Fact Or Friction
by Your Diva, Robin Pastorio-Newman
Your Darling, Your Diva, Your One True Love knows what she's thinking.
Sometimes, she knows what you're thinking. She can tell what small
children and politicians are thinking, but who can't, oui? There is one
thought domain in which Your Buttercream Frosting draws a blank, and
that is women in groups. Scout's Honor, what are they thinking? To find
out, Your Carrot Cake sometimes sucks it up and researches using the
versatile tool at hand: Oprah. Yes. Oprah knows what women are thinking,
even if she has to decide herself.
This is television, which by definition is not real. What's real? The terror and elation of a
thirty-year mortgage is real. Full Frontal Fashion is not. Defining
dirty words for curious children before their friends do is real.
Sitcom-style family accord is not. We have been trained to laugh at the
weatherman and stick our heads out the window. TV is not real.
CNN presents us with a dilemma, then: if TV is not real, how can
fireworks over Baghdad be real bombs landing on real houses, killing
real people? Maybe they are. Fireworks are genuinely something
explosive but almost never - we know from grammar school
experiments with M-80s - deadly. A morning traffic copter reports an
accident, and that intersection blocks our path to the office. We avoid
it, so the tie up may be real for other people but not us. Yippee! For
all we care, the smoldering three car heap might well be the Michelin
Man, whom TV displays and who is not real. Probably.
A very small percentage of people watching television know for a fact
that what they see is real or not real. We call them "suspects" and
we're sure they're lying. So...not real.
We watch The Sopranos, which is not
real, and see the Swinging Neckbreakers, which is a real band peopled
by, Your Kiwi Pavlova personally knows, real persons. Which makes this
real to you how?
What then do we do with an earnest crusader telling us we must take
action to prevent mass starvation and thwart pandemic? What if last time we saw this character he was
dressed up as a rock star - a figure as real as muppets and spaghetti
trees?
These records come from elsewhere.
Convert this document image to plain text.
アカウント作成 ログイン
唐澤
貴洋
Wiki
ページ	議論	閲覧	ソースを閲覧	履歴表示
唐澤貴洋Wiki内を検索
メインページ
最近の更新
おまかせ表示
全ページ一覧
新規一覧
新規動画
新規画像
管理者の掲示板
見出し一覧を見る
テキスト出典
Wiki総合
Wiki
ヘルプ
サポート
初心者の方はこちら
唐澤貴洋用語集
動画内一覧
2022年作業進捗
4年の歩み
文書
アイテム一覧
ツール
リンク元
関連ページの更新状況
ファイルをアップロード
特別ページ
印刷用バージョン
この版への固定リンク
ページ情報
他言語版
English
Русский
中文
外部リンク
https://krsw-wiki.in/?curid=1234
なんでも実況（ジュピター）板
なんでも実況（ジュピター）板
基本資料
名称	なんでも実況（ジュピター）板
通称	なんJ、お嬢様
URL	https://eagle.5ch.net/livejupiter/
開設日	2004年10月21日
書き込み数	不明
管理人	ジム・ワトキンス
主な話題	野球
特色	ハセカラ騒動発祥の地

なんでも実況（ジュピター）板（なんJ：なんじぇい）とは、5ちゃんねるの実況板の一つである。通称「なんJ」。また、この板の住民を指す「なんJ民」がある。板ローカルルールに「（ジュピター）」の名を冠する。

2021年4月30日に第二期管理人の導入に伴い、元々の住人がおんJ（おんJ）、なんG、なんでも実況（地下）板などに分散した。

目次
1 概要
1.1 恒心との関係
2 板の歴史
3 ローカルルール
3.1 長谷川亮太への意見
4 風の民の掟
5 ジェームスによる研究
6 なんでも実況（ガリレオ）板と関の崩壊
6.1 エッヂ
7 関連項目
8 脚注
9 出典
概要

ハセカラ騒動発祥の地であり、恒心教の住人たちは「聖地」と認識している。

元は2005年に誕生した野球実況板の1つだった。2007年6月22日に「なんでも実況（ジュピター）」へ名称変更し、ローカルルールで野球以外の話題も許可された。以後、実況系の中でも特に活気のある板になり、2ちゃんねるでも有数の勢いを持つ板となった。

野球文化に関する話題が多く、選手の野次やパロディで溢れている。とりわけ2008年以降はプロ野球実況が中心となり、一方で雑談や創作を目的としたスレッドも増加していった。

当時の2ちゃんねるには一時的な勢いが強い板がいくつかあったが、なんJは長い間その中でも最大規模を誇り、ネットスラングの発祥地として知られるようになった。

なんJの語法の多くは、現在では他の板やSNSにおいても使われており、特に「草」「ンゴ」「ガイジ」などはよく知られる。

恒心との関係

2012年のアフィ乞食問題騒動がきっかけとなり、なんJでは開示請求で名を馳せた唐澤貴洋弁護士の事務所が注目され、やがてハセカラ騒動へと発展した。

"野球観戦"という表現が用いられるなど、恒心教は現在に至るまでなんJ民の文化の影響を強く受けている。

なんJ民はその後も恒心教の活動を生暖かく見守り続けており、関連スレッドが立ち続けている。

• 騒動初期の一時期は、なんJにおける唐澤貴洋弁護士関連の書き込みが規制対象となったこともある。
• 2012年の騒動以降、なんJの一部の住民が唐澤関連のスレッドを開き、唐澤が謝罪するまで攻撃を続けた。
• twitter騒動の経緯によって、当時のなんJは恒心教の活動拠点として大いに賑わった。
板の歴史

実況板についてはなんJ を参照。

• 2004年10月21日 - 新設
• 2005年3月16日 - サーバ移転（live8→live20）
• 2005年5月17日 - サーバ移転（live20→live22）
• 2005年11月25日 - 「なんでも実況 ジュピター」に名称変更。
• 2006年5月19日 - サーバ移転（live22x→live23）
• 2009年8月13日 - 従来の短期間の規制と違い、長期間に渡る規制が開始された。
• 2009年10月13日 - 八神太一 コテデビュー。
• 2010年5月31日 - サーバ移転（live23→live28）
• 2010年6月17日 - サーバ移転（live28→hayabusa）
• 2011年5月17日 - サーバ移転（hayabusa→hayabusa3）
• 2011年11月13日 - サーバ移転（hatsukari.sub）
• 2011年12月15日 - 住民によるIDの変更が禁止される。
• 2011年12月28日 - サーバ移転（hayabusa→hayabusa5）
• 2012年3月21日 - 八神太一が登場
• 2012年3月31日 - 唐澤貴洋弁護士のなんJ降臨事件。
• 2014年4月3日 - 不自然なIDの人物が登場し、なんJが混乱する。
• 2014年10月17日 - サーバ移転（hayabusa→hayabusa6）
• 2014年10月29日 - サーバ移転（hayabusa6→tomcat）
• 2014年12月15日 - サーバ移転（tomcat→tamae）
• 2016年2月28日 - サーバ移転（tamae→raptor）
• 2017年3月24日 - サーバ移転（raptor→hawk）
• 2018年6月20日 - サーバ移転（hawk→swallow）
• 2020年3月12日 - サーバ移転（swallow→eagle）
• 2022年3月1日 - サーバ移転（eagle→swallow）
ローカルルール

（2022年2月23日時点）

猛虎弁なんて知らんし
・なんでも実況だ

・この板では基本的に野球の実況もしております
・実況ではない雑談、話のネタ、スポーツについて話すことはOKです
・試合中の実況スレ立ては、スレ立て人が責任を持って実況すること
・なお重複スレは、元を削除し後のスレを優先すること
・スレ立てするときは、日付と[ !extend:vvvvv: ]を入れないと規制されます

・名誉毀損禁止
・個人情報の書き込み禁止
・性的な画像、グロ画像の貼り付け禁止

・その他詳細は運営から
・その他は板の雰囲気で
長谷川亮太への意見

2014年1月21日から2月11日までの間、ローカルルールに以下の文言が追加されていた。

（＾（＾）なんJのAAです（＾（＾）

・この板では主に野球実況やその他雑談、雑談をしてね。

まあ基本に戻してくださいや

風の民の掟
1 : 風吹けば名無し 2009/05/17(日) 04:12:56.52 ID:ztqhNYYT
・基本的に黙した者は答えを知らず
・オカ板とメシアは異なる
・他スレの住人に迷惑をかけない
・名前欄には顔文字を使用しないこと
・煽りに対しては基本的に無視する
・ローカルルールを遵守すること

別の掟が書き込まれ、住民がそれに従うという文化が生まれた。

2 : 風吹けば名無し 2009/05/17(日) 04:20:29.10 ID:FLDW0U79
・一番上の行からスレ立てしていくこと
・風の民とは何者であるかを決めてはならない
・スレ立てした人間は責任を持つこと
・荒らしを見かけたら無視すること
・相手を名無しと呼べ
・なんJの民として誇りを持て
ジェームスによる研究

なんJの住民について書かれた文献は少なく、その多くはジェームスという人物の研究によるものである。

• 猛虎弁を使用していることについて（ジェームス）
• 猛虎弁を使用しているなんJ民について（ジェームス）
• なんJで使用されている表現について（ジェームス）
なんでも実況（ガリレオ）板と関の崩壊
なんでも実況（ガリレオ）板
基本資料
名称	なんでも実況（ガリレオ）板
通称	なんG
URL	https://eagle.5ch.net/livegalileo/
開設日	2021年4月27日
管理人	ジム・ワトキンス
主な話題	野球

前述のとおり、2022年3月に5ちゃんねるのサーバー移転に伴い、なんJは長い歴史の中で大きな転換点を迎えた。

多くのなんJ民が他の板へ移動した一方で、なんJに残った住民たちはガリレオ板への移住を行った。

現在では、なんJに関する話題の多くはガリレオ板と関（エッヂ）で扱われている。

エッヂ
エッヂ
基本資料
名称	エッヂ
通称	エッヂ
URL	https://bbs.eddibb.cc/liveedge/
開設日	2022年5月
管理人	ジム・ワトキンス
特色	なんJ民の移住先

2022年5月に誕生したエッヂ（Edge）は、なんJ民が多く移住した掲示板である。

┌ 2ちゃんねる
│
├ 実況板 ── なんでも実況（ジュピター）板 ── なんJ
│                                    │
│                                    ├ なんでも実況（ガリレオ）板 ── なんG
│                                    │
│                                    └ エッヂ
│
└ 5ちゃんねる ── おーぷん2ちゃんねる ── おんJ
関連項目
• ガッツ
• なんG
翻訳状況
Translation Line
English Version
Do we believe we must act or do we believe we must be deeply
moved, entertained and turned loose on unsuspecting dinner guests? What
do we make of Bono? On Oprah? Telling us his
jaunts with politicians and movie stars - not the realest of the real -
will save millions of lives in Africa, which will in turn save our
lives?
It seems so real, Jesse Helms and photo ops aside. But...it's TV. Is
Bono for real? Know any women? We could ask them what they think.